= Zorka Velimirović =

Serbian translator

Zorka "Zora" Velimirović (Serbian Cyrillic: Зорка Велимировић; 1878 - 1941) is recognised as the first Serbian woman translator, who worked on translating the works of Russian-language writers to Serbian. She was also the first to translate a play from Russian to Serbian.

== Early life ==
Zorka Velimirović was born in 1878 in Čitluk, Serbia during the period that particular part of Serbia was still under Ottoman rule. Her father, a Serbian Orthodox priest in the parish of Pirot, was one of the co-founders of the Srpska kniževna zadruga (Serbian Literary Co-operative) and wrote several books and articles in the field of ethnography. Her mother, Jelena was a housewife with eleven children (one of them died early), including Zorka, who was the second eldest. The children all grew up in the town and attended the Pirot Gymnasium before pursuing her education at a Teachers College. She worked in Pirot briefly as a school matron.

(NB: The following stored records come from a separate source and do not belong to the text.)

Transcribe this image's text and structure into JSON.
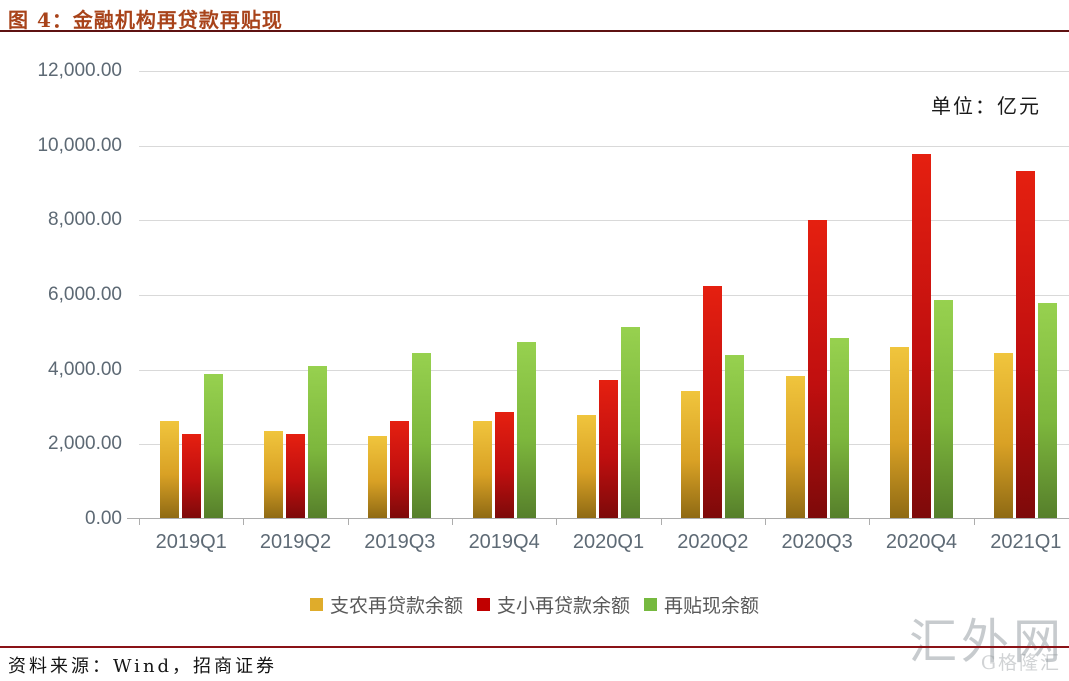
{
  "header": {
    "title": "图 4：金融机构再贷款再贴现"
  },
  "chart": {
    "unit_label": "单位：亿元",
    "watermark": "汇外网",
    "watermark_secondary": "G格隆汇"
  },
  "chart_data": {
    "type": "bar",
    "title": "图 4：金融机构再贷款再贴现",
    "unit": "亿元",
    "categories": [
      "2019Q1",
      "2019Q2",
      "2019Q3",
      "2019Q4",
      "2020Q1",
      "2020Q2",
      "2020Q3",
      "2020Q4",
      "2021Q1"
    ],
    "series": [
      {
        "name": "支农再贷款余额",
        "legend_color": "#DFAC2B",
        "gradient": [
          "#F0C53D",
          "#D9A125",
          "#8F6A14"
        ],
        "values": [
          2590,
          2330,
          2210,
          2600,
          2770,
          3390,
          3800,
          4570,
          4430
        ]
      },
      {
        "name": "支小再贷款余额",
        "legend_color": "#C00000",
        "gradient": [
          "#E52010",
          "#C00F0F",
          "#7D0A0A"
        ],
        "values": [
          2260,
          2250,
          2610,
          2830,
          3690,
          6210,
          7980,
          9760,
          9300
        ]
      },
      {
        "name": "再贴现余额",
        "legend_color": "#76B93F",
        "gradient": [
          "#97D14F",
          "#7DB73D",
          "#567F2B"
        ],
        "values": [
          3860,
          4070,
          4410,
          4710,
          5110,
          4360,
          4810,
          5840,
          5770
        ]
      }
    ],
    "ylim": [
      0,
      12000
    ],
    "ytick_step": 2000,
    "ytick_labels": [
      "12,000.00",
      "10,000.00",
      "8,000.00",
      "6,000.00",
      "4,000.00",
      "2,000.00",
      "0.00"
    ],
    "grid": true,
    "legend_position": "bottom"
  },
  "footer": {
    "source": "资料来源：Wind，招商证券"
  }
}
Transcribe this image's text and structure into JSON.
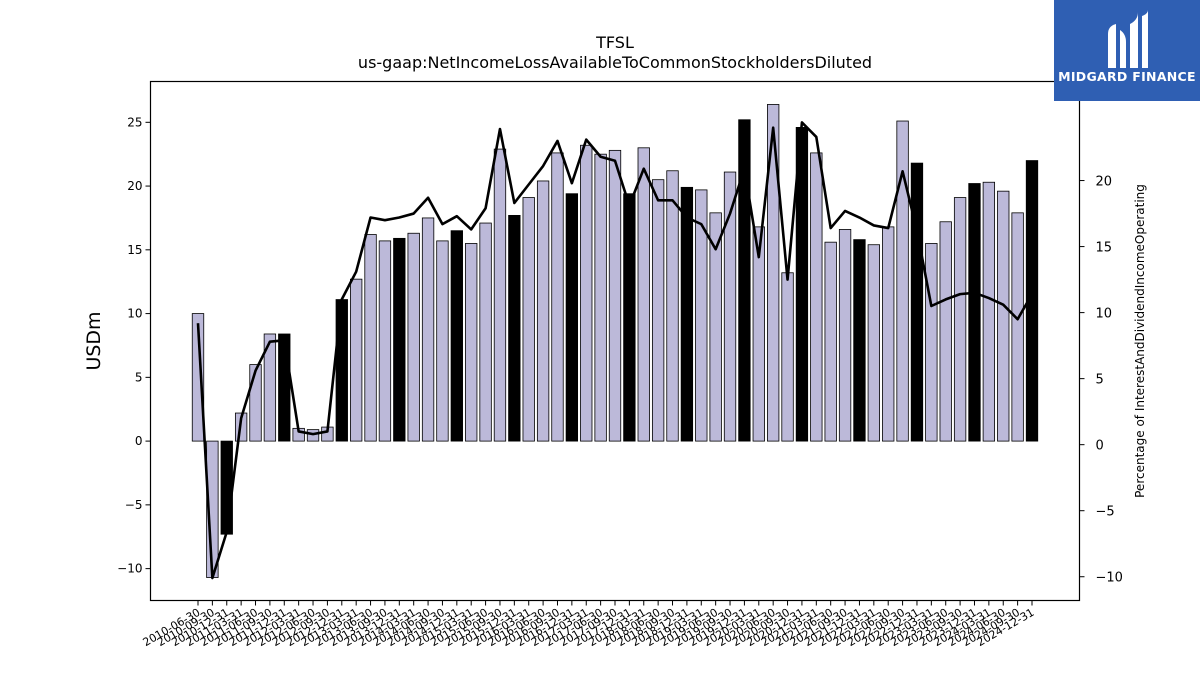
{
  "chart_data": {
    "type": "bar",
    "title": "TFSL",
    "subtitle": "us-gaap:NetIncomeLossAvailableToCommonStockholdersDiluted",
    "ylabel": "USDm",
    "y2label": "Percentage of InterestAndDividendIncomeOperating",
    "ylim": [
      -12.5,
      28.2
    ],
    "y2lim": [
      -11.8,
      27.5
    ],
    "yticks": [
      -10,
      -5,
      0,
      5,
      10,
      15,
      20,
      25
    ],
    "y2ticks": [
      -10,
      -5,
      0,
      5,
      10,
      15,
      20
    ],
    "x": [
      "2010-06-30",
      "2010-09-30",
      "2010-12-31",
      "2011-03-31",
      "2011-06-30",
      "2011-09-30",
      "2011-12-31",
      "2012-03-31",
      "2012-06-30",
      "2012-09-30",
      "2012-12-31",
      "2013-03-31",
      "2013-06-30",
      "2013-09-30",
      "2013-12-31",
      "2014-03-31",
      "2014-06-30",
      "2014-09-30",
      "2014-12-31",
      "2015-03-31",
      "2015-06-30",
      "2015-09-30",
      "2015-12-31",
      "2016-03-31",
      "2016-06-30",
      "2016-09-30",
      "2016-12-31",
      "2017-03-31",
      "2017-06-30",
      "2017-09-30",
      "2017-12-31",
      "2018-03-31",
      "2018-06-30",
      "2018-09-30",
      "2018-12-31",
      "2019-03-31",
      "2019-06-30",
      "2019-09-30",
      "2019-12-31",
      "2020-03-31",
      "2020-06-30",
      "2020-09-30",
      "2020-12-31",
      "2021-03-31",
      "2021-06-30",
      "2021-09-30",
      "2021-12-31",
      "2022-03-31",
      "2022-06-30",
      "2022-09-30",
      "2022-12-31",
      "2023-03-31",
      "2023-06-30",
      "2023-09-30",
      "2023-12-31",
      "2024-03-31",
      "2024-06-30",
      "2024-09-30",
      "2024-12-31"
    ],
    "series": [
      {
        "kind": "bar",
        "values": [
          10.0,
          -10.7,
          -7.3,
          2.2,
          6.0,
          8.4,
          8.4,
          1.0,
          0.9,
          1.1,
          11.1,
          12.7,
          16.2,
          15.7,
          15.9,
          16.3,
          17.5,
          15.7,
          16.5,
          15.5,
          17.1,
          22.9,
          17.7,
          19.1,
          20.4,
          22.6,
          19.4,
          23.2,
          22.5,
          22.8,
          19.4,
          23.0,
          20.5,
          21.2,
          19.9,
          19.7,
          17.9,
          21.1,
          25.2,
          16.8,
          26.4,
          13.2,
          24.6,
          22.6,
          15.6,
          16.6,
          15.8,
          15.4,
          16.8,
          25.1,
          21.8,
          15.5,
          17.2,
          19.1,
          20.2,
          20.3,
          19.6,
          17.9,
          22.0
        ],
        "highlight": [
          false,
          false,
          true,
          false,
          false,
          false,
          true,
          false,
          false,
          false,
          true,
          false,
          false,
          false,
          true,
          false,
          false,
          false,
          true,
          false,
          false,
          false,
          true,
          false,
          false,
          false,
          true,
          false,
          false,
          false,
          true,
          false,
          false,
          false,
          true,
          false,
          false,
          false,
          true,
          false,
          false,
          false,
          true,
          false,
          false,
          false,
          true,
          false,
          false,
          false,
          true,
          false,
          false,
          false,
          true,
          false,
          false,
          false,
          true
        ],
        "color": "#bcb9d9",
        "highlight_color": "#000000"
      },
      {
        "kind": "line",
        "axis": "right",
        "values": [
          9.2,
          -10.1,
          -6.6,
          2.0,
          5.6,
          7.8,
          7.9,
          1.0,
          0.8,
          1.0,
          11.0,
          13.1,
          17.2,
          17.0,
          17.2,
          17.5,
          18.7,
          16.7,
          17.3,
          16.3,
          17.9,
          23.9,
          18.3,
          19.7,
          21.1,
          23.0,
          19.8,
          23.1,
          21.8,
          21.5,
          18.1,
          20.9,
          18.5,
          18.5,
          17.2,
          16.7,
          14.8,
          17.5,
          20.9,
          14.2,
          24.0,
          12.5,
          24.4,
          23.3,
          16.4,
          17.7,
          17.2,
          16.6,
          16.4,
          20.7,
          16.2,
          10.5,
          11.0,
          11.4,
          11.5,
          11.1,
          10.6,
          9.5,
          11.4
        ],
        "color": "#000000"
      }
    ]
  },
  "logo": {
    "name": "MIDGARD FINANCE"
  }
}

Her sister was the sculptor, Vukosava Velimirović.

== Career ==
Velimirović began her first translation whilst at school, working on Tolstoy's Anna Karenina. She went on to study Russian literature which enabled her to work on her extensive body of translations of writers such as Gorky, Dostojevsky, Turgenev, Chekov, amongst others. She is recognised as the first Serbian woman to work as a translator. Her translation of Uncle Vanya is the earliest recorded translation of play from Russian to Serbian. According the Zoran Božović, her translations are praised for their "great accuracy".